A spokesman for Abbott Labs declined to comment.

Pfizer put its 2013 tax expense at about $4.3 billion. But if the company’s $1.2 billion of new uncertain tax positions for the year pan out, its tax expense might prove to have been closer to $3.1 billion, pulling its effective tax rate of 27.4% down to about 19.9%.

“As we mention in our filings, the unrecognized tax benefits relate primarily to issues common among multinational corporations, but we don’t provide a more granular qualitative or quantitative breakdown of these issues,” Pfizer spokeswoman Joan Campion said. She wouldn’t be more specific.

By default, large companies pay a 35% tax rate on profits, but many reduce that figure, often significantly, with deductions and credits, among other means. Large profitable companies averaged an effective federal tax rate of about 19% in recent years, ITEP estimates. 

Exxon Mobil spokesman Scott Silvestri said the company’s unrecognized tax benefits amount to just 6.4% of its total tax expense over the last five years and reflect potential disagreements between the company and tax authorities as far back as 1998, with little potential harm for investors. He added that the company doesn’t expect them to have a material impact on its near-term earnings or effective tax rate.

General Electric Co., which reported nearly $6 billion in unrecognized tax benefits at the end of September, is suing the IRS to recoup $658 million in taxes and interest it sought to avoid with the 2003 sale of ERC Life Reinsurance Corp., at the time part of the company’s Employers Re insurance business.

The dispute centers on a $2.2 billion capital loss that GE claimed from the sale for tax purposes, a loss that it carried back to offset capital gains from the company’s tax return for 2000. The IRS argued that GE didn’t in fact realize a loss on the sale, because the company improperly accounted for an earlier restructuring.

GE spokesman Seth Martin declined to discuss details of the dispute with the IRS. “As we address specific items with tax authorities around the world, our balance of unrecognized benefits changes over time,” Mr. Martin said in an email. “GE pays billions in cash income taxes annually.”

Bets on those breaks or credits pay off if a company can prevail in court, if tax authorities don’t challenge the claims or if the statute of limitations expires—typically after three years for U.S. federal taxes. And companies typically get at least some of what they claim.

“We generally end up—almost always—settling issues at amounts less than what we have on reserves,” says Al Cappelloni, a partner with accounting and consulting firm McGladrey LLP’s national tax practice who helps public companies prepare their tax-accounting statements and audits other clients’ tax provisions.


We generally end up—almost always—settling issues at amounts less than what we have on reserves.

—Al Cappelloni, a partner with McGladrey LLP

Apple Inc. had accumulated $4 billion in uncertain tax breaks through the end of September, nearly double what it reported at the end of 2012. In its Oct. 27 annual report, the iPhone maker said the IRS had completed audits of its tax returns for 2004 through 2009, resolving about $570 million of the uncertain tax benefits. Of that, Apple was able to recognize $166 million, or about 29%. Meantime, the company recorded $882 million in new unrecognized tax benefits for tax positions taken over the course of the year.

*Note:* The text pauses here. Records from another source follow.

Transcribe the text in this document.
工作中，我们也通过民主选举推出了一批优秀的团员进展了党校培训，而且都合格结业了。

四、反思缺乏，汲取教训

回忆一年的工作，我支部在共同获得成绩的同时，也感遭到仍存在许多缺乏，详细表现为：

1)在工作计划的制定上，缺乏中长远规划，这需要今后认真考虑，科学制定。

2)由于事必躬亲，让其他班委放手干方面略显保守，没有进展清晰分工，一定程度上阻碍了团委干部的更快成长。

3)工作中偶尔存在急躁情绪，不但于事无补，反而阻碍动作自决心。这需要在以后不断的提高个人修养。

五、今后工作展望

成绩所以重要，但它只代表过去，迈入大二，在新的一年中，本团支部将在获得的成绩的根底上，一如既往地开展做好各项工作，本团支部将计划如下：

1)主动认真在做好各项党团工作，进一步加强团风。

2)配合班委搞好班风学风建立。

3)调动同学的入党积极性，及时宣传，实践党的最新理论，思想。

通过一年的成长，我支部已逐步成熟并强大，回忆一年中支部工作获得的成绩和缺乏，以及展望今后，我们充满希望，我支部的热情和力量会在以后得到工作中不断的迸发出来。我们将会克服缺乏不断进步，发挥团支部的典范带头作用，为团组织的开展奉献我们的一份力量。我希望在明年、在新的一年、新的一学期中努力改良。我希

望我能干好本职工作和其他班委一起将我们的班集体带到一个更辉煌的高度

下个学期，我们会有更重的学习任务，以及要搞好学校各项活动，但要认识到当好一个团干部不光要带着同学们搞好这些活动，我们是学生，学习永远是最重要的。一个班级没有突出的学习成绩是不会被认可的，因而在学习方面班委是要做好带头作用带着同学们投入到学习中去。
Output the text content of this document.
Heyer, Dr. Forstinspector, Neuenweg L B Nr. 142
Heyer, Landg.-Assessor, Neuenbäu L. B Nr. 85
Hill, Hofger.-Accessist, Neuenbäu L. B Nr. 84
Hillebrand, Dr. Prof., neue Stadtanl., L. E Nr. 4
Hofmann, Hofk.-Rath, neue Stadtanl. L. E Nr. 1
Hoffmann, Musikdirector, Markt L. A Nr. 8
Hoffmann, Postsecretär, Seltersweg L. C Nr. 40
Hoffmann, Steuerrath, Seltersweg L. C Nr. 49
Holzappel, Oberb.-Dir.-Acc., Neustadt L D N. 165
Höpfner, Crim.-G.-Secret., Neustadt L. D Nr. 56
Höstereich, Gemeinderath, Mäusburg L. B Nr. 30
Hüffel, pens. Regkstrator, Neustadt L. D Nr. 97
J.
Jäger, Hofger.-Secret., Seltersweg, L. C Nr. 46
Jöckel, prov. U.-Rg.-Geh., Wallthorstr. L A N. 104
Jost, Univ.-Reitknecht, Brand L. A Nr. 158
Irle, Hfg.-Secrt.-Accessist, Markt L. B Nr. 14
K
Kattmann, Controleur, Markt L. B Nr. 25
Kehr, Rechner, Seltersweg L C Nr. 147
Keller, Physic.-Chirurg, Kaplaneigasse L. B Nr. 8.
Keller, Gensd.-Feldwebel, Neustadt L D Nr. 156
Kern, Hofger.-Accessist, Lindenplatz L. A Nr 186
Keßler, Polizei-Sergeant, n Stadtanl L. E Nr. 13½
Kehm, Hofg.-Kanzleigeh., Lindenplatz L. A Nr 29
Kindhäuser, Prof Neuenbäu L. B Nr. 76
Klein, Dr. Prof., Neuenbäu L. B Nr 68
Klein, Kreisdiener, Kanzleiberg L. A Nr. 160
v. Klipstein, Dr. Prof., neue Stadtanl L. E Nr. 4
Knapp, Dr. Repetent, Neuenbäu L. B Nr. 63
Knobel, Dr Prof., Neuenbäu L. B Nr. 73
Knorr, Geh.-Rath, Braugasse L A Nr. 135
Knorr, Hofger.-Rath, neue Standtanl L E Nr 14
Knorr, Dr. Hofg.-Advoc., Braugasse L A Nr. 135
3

Apple declined to comment.

Sometimes, companies lose. After more than two years of haggling, fertilizer-maker Mosaic Co. struck an agreement with tax officials in the U.S., Canada and the Netherlands on how to tax the company given its internal cross-border transactions.

The pact resolved nearly $324 million of tax benefits Mosaic had claimed. At the same time, the settlement led the company to designate as uncertain another $129 million of tax positions taken in prior years. Once Mosaic factored in other consequences of the agreement, it wound up recording an additional $4 million in tax expense during the last seven months of 2013.

Mosaic declined to comment on details of the settlement.